REPUBLIKA.CO.ID, JAKARTA -- Pendidikan tinggi di Indonesia harus lebih cepat bergerak agar mampu bersaing di di tingkat dunia. Transformasi pendidikan tingi punya dampak yang sangat besar terhadap peningkatan jumlah lulusan.
Jumlah lulusan perguruan tinggi baik negeri maupun swasta terus meningkat sejak 2015. Pada 2018, meningkat sebanyak 11 persen. Hal ini juga diimbangi dengan meningkatnya nilai akreditasi perguruan tinggi.
Prof Ir Nizam, Direktur Jendral Pendidikan Tinggi Kementerian Pendidikan dan Kebudayaan (Ditjen Dikti Kemendikbud) mengatakan transformasi pendidikan tinggi ini memerlukan pendanaan yang cukup besar jumlahnya. Saat ini, pendanaan pendidikan tinggi di Indonesia masih rendah dibandingkan negera-negara lainnya.
“Tahun 2020, rata-rata pengeluaran pendidikan per lulusan di Indonesia adalah sekitar Rp 28 juta,” ungkap Nizam dalam keterangan tertulis, Rabu (11/4).
Ia melanjutkan di tahun 2021, Kemendikbuf akan meningkatkan total anggaran yang akan disalurkan pada perguruan tinggi baik negeri ataupun swasta sebesar 70% atau senilai Rp 4,95 triliun.
“Dengan rincian kurang lebih Rp 250 miliar untuk 'matching fund' atau dana penyeimbang kontribusi mitra, kemudian kurang lebih Rp 500 miliar untuk 'competitive fund' atau program kompetisi kampus merdeka, lalu dana kurang lebih Rp 1,3 triliun digunakan untuk tambahan BOPTN, BPPTNBH dan insentif IKU,” paparnya.

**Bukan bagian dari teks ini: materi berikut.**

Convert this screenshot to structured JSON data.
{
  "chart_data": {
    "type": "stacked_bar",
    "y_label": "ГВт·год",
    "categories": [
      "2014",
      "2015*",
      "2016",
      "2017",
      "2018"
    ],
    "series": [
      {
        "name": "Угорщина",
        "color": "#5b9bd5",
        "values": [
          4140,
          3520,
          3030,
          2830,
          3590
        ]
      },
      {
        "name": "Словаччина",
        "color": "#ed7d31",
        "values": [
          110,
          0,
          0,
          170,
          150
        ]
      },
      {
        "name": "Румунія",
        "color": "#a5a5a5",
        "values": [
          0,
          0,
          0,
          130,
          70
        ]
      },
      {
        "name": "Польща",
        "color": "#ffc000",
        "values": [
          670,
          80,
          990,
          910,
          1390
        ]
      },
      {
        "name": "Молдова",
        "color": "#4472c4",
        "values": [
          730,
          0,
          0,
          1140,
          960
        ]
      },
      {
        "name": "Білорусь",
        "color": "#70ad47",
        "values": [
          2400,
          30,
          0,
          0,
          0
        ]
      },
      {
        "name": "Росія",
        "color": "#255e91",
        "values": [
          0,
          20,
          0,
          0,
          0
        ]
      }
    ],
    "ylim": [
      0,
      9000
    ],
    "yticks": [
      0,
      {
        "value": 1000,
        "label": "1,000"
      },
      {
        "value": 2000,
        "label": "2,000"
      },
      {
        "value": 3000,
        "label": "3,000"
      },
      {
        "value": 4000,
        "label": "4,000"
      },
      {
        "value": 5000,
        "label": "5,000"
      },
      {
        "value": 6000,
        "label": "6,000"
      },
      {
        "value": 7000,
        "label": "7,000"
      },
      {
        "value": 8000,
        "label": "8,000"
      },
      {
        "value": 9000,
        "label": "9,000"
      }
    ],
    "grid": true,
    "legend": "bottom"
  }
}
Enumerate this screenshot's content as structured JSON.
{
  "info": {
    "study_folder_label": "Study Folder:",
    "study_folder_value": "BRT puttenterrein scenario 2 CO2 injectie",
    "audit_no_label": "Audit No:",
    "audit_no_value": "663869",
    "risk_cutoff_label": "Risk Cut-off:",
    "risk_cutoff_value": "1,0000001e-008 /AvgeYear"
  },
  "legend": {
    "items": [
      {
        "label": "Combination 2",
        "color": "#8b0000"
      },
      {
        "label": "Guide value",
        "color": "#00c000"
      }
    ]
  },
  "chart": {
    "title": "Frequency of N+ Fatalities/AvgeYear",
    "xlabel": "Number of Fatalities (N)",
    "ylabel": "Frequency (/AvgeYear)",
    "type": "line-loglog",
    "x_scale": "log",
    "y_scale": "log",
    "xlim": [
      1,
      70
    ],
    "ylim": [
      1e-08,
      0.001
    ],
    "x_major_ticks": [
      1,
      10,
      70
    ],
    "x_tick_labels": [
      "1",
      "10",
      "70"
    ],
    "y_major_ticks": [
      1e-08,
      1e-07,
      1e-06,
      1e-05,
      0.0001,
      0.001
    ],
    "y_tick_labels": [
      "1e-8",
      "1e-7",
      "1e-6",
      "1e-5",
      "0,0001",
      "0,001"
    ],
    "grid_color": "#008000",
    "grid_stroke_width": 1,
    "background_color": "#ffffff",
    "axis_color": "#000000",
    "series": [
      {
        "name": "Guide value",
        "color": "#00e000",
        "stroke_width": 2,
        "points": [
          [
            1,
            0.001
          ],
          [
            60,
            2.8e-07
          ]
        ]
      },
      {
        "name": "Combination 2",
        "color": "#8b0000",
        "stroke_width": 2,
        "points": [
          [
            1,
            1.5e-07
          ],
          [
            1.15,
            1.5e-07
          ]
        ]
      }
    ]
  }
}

Ia menjelaskan, peningkatan pendanaan tersebut menyasar tiga tujuan utama yakni agar lulusan perguruan tinggi lebih mudah dapat pekerjaan dan berpenghasilan layak; dosen lebih mengerti kebutuhan masyarakat dan industry; dan kurikulum pendidikan tinggi lebih mengasah keterampilan kolaborasi dan pemecahan masalah.

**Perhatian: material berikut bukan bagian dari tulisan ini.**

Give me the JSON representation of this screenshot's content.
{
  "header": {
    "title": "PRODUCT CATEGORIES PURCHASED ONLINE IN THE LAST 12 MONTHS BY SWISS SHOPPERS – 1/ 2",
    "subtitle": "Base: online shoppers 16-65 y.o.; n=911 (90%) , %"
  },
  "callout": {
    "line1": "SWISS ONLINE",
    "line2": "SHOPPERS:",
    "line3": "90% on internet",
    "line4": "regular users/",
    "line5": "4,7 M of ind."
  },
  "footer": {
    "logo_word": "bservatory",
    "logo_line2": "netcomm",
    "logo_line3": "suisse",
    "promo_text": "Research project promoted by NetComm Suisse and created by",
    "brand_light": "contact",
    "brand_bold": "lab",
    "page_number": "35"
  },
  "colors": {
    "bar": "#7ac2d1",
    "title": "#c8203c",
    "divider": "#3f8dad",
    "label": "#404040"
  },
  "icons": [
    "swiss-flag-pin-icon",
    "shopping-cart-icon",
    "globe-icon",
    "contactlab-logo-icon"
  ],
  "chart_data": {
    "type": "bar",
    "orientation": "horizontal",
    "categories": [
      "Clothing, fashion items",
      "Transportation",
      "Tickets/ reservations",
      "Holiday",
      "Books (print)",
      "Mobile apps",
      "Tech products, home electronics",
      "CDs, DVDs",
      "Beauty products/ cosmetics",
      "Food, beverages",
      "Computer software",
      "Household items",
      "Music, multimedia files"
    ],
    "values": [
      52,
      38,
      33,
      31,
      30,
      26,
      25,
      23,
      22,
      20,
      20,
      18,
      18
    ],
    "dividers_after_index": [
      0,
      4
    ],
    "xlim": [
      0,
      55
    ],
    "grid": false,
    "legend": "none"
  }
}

“Indikator Kinerja Utama (IKU) akan menjadi landasan transformasi pendidikan tinggi, yang mencakup tiga poin utama yakni kualitas lulusan, kualitas kurikulum, dan kualitas dosen dan pengajar,” kata Nizam.

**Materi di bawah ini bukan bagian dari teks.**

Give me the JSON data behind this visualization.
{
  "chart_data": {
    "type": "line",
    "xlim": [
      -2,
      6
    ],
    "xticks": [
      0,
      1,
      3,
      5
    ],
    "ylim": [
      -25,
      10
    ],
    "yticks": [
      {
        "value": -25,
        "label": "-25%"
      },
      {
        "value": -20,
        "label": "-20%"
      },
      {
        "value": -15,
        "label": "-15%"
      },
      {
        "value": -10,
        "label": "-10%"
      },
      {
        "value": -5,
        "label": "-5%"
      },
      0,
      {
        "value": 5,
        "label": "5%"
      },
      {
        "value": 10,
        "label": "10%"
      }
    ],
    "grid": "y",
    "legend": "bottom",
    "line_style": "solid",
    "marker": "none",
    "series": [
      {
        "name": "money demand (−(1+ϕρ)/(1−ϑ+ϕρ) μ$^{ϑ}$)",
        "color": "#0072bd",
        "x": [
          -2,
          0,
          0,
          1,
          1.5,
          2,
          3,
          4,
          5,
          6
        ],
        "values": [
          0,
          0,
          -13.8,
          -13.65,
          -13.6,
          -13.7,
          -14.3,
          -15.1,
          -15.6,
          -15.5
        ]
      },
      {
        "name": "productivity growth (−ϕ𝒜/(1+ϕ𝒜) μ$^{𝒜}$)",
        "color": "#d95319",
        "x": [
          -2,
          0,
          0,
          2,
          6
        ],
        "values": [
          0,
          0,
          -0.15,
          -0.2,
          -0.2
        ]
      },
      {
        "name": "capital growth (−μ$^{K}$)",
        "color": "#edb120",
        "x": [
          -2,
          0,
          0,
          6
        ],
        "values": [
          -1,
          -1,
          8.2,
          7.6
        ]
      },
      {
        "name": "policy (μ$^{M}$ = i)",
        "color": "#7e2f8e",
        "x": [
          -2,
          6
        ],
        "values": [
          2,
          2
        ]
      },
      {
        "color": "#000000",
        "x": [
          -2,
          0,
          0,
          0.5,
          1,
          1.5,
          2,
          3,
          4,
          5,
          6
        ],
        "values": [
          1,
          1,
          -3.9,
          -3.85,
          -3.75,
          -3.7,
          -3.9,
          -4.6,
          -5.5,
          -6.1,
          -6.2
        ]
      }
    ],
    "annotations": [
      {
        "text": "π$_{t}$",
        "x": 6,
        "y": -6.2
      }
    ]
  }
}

Poin kualitas lulusan, kata dia, meliputi lulusan harus mendapat pekerjaan yang layak dengan upah di atas UMR, menjadi wirausaha, atau lanjut studi, mahasiswa mendapat pengalaman di luar kampus dengan program magang, proyek desa, mengajar, riset, berwirausaha, pertukaran pelajar.
Selanjutnya pada poin kualiatas dosen dan pengajar meliputi dosen berkegiatan di luar kampus mencari pengalaman industri atau lainnya dan praktisi mengajar di dalam kampus perlu merekrut dosen dengan pengalaman industri.
“Pada poin ketiga yakni kualitas kurikulum meliputi program studi bekerja sama dengan mitra kelas dunia, kelas yang kolaboratif dan partisipatif dan program studi berstandar internasional dengan memperoleh akreditasi tingkat internasional,” tegas Nizam.